133. Division of this Period. -- The scholastic labour of this first period was concentrated mainly on the elaboration of the great leading doctrines which were to form the framework of the thirteenth-century synthesis (v. below). This long, laborious process of formation was not accomplished without many uncertain gropings. Numerous early scholastics incorporate unbalanced and inconsistent theories in their system. Nay, some of them attach to clearly scholastic ideas other teachings that would lead to contradictory conclusions if rigorously pushed to their logical issues. But these same philosophers take good care to avoid and even to protest against such issues: ignoring or rejecting the corollaries of their own principles. On this account we will regard all of them alike, though on different titles, as pioneers in the same work: we will call them all by the same family name of scholastics.
But there are other philosophers of opposite tendencies; philosophers in open conflict with scholasticism; committed to principles which are the antithesis of its main constitutive doctrines. For example, the Monism of Scotus Eriugena is irreconcilably opposed to the Individualistic Realism set forth in the glosses of Eric of Auxerre and in the treatises of Anselm of Canterbury: and this monism is in fact carried out into consequences whose opposition to scholasticism does not escape the notice even of contemporaries. So, too, the Materialism of the Cathari is frankly opposed to the Spiritualism of Alan of Lille: so much so that we find treatises written ex professo in refutation of it.
Now it would be unfair to determine the scholasticity of pre-scholastic doctrines by a crude comparison which would merely tabulate their points of diversity and similarity with the scholasticism of the thirteenth century.

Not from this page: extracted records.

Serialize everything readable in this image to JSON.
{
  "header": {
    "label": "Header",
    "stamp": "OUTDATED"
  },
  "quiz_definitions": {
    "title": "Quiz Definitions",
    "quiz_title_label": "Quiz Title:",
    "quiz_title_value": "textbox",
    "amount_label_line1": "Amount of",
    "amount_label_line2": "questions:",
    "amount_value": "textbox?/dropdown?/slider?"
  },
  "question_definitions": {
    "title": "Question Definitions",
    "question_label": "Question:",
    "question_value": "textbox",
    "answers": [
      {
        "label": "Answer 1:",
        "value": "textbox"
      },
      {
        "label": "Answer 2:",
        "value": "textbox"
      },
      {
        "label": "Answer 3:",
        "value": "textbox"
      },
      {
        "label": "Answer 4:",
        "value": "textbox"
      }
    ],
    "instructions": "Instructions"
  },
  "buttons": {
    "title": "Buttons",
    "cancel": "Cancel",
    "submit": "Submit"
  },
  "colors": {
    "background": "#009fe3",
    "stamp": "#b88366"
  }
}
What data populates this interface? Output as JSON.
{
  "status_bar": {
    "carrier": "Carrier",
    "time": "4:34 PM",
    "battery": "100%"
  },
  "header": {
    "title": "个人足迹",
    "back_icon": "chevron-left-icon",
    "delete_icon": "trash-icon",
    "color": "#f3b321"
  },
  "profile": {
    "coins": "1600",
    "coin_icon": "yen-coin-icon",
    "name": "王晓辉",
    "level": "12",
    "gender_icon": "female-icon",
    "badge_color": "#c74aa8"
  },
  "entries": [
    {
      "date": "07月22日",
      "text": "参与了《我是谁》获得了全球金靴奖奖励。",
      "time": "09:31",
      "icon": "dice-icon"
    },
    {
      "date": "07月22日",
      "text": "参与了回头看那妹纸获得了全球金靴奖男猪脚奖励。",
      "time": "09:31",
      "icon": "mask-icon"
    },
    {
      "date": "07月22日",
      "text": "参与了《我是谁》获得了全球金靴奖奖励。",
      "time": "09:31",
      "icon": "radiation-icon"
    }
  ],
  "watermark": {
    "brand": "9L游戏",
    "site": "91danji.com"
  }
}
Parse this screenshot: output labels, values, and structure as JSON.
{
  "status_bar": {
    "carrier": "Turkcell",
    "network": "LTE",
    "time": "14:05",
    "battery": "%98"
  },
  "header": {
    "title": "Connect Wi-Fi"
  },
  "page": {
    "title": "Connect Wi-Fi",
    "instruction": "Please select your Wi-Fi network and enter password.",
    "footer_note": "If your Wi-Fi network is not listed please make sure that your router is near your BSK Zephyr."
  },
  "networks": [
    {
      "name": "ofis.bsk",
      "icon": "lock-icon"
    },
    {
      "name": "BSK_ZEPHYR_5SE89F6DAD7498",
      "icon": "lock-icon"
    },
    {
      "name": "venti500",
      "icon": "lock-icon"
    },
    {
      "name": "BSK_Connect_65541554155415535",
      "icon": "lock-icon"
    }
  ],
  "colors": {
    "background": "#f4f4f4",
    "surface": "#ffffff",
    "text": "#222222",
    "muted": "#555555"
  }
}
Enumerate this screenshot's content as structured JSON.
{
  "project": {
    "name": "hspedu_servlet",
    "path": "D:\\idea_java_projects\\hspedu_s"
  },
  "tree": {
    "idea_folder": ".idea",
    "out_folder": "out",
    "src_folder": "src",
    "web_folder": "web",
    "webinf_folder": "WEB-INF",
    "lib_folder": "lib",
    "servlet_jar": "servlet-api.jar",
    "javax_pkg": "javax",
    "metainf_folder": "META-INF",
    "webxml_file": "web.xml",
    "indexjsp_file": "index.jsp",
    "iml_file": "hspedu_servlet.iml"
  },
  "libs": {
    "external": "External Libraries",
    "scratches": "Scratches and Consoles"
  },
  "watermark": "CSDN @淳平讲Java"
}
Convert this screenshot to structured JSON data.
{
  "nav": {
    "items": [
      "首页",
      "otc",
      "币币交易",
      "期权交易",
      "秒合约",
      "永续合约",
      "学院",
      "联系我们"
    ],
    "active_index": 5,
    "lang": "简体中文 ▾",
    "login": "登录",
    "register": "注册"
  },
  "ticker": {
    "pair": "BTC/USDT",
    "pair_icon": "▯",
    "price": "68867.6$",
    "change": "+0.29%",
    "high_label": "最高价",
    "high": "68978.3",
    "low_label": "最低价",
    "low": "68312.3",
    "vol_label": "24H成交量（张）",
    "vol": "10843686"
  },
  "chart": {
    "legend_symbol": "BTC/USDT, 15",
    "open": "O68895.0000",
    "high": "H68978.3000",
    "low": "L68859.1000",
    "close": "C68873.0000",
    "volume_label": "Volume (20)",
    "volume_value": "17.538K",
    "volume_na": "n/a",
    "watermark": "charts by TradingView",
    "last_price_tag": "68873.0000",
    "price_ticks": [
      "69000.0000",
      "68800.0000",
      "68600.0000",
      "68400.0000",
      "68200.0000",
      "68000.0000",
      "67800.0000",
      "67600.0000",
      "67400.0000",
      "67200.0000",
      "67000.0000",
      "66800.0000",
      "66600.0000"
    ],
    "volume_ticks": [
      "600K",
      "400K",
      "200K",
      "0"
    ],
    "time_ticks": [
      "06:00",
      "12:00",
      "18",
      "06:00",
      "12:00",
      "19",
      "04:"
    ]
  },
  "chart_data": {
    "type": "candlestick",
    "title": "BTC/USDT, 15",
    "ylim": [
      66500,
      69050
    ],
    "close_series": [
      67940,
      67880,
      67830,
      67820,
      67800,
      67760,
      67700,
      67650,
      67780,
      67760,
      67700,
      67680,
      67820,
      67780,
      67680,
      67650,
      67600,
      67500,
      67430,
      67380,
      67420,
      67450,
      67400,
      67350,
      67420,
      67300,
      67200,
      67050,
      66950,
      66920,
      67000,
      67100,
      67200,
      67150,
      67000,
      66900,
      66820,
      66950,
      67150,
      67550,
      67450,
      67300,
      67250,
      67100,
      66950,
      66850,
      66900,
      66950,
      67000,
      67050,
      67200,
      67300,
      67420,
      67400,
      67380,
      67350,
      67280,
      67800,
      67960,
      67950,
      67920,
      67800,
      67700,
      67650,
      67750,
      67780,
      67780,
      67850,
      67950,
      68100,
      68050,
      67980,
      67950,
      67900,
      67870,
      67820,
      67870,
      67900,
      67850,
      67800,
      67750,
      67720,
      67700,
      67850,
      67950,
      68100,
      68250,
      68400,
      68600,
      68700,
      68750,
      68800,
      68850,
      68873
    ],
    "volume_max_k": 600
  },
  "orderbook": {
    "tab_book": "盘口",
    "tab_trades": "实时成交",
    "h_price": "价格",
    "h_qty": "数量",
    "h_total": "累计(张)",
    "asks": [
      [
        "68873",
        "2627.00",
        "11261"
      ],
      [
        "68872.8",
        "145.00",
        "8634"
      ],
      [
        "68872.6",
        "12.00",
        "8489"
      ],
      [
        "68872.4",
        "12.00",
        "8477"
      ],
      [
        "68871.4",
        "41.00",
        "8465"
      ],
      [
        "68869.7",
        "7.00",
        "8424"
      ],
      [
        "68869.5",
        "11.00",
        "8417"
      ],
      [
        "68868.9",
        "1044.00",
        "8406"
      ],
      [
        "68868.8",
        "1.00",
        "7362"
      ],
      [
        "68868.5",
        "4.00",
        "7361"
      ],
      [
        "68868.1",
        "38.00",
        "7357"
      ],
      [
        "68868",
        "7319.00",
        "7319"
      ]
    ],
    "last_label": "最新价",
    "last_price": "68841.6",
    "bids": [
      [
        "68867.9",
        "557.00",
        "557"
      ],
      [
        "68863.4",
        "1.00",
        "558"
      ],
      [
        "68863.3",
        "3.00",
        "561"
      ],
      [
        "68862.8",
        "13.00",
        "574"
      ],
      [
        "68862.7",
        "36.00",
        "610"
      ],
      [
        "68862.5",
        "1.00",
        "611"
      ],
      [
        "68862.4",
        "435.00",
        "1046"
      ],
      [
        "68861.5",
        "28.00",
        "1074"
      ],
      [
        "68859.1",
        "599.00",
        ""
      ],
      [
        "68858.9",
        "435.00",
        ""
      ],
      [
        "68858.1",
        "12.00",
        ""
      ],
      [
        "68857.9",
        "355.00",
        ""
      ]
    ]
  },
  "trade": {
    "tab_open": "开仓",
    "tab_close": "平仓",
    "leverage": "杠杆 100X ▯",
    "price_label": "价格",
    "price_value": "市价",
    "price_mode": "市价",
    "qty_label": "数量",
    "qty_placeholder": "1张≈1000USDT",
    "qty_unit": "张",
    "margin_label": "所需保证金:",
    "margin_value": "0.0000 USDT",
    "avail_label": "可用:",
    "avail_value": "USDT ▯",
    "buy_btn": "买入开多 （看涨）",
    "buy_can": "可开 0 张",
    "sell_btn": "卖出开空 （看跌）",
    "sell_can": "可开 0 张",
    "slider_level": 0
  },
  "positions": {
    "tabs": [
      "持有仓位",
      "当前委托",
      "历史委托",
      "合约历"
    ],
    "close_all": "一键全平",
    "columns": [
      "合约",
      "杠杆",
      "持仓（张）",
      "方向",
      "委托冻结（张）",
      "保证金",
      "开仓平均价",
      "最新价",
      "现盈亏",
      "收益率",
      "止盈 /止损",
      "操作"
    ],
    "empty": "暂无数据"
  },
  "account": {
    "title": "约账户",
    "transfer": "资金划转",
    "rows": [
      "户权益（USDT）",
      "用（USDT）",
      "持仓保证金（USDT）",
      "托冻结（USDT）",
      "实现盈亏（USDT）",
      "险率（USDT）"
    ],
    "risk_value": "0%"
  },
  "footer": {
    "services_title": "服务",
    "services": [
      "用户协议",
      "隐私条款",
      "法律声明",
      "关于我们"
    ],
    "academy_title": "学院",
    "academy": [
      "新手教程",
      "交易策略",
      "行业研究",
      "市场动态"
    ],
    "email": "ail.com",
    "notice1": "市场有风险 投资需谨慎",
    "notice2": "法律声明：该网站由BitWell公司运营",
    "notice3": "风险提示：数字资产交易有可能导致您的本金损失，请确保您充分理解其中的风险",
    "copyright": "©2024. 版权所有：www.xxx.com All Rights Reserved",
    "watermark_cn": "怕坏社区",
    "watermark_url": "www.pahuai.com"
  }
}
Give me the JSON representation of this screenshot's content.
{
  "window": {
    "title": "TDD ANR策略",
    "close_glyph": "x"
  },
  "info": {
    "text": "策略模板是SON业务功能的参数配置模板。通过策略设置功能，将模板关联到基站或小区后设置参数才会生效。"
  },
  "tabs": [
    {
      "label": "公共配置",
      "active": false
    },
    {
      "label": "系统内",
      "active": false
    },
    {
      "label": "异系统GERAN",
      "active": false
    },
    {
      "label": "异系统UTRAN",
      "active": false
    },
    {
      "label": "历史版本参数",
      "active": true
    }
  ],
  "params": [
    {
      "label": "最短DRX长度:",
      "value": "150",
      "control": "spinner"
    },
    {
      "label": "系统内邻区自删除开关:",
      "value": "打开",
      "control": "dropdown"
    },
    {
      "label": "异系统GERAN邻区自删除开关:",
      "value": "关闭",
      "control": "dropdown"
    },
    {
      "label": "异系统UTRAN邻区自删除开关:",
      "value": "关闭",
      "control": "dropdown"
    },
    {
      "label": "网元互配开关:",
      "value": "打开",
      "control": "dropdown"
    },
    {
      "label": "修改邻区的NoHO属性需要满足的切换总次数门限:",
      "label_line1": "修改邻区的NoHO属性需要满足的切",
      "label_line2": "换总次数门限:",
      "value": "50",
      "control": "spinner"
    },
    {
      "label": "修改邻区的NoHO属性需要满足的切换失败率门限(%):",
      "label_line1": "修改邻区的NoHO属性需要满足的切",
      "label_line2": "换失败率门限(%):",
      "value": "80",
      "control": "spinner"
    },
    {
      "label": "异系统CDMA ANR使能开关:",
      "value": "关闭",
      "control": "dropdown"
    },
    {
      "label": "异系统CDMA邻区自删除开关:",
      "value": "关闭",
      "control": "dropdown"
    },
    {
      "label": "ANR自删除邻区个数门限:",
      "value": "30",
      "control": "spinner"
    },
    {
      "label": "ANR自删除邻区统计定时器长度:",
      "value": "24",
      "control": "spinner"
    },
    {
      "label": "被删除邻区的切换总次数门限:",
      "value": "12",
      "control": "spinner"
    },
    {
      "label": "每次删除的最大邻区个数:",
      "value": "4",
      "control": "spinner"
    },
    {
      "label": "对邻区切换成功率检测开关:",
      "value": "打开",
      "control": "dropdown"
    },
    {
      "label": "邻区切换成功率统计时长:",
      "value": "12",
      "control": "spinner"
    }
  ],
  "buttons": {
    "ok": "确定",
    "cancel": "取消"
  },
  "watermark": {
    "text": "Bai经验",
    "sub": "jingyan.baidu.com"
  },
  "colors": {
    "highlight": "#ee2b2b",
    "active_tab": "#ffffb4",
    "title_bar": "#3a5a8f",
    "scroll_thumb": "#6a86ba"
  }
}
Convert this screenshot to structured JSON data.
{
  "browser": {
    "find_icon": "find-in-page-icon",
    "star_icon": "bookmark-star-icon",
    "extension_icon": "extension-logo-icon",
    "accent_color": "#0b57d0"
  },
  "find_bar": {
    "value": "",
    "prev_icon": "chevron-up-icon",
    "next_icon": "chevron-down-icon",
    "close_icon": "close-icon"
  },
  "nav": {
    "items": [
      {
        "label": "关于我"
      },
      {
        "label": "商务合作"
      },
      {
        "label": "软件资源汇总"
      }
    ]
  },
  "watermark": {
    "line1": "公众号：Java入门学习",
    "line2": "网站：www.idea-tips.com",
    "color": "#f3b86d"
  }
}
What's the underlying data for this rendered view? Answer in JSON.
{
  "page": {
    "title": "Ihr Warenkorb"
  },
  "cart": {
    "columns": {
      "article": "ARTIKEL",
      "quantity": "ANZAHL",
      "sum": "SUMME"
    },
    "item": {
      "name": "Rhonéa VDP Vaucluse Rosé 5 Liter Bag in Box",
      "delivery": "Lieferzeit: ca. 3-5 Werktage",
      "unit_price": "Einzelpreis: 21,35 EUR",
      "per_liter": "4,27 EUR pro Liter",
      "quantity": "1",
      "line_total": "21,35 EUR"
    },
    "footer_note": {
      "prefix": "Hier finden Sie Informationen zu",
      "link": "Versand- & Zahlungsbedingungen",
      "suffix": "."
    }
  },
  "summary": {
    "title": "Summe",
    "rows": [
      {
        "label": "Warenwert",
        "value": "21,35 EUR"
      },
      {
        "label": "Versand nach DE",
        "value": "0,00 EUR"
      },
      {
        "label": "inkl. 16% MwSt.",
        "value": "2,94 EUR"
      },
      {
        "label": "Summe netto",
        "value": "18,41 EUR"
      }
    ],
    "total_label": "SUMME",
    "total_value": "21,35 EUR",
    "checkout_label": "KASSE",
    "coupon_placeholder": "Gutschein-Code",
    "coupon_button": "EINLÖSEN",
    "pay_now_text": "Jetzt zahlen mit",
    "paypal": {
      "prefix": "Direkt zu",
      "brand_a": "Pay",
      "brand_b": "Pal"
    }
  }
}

In a historical study we must consider doctrines not merely from a static point of view, but also and more especially in their dynamic tendency, in the sense of their development. Under this aspect, a process of doctrinal development is revealed by the history of scholasticism down to the twelfth century, and is seen to reach its culmination in the achievements of the thirteenth. The problem of the Universals affords an apt illustration.{1} We must, therefore, study the process in relation to its term, as the acorn is studied in relation to the oak-tree. The test we have chosen for a classification of the systems -- or fragments of systems -- of this period, into scholastic and non-scholastic, is their objective conformity or non-conformity with the fundamental tendencies of the great scholastic synthesis of the thirteenth century, which completes, unifies and harmonizes the doctrines transmitted from the early Middle Ages.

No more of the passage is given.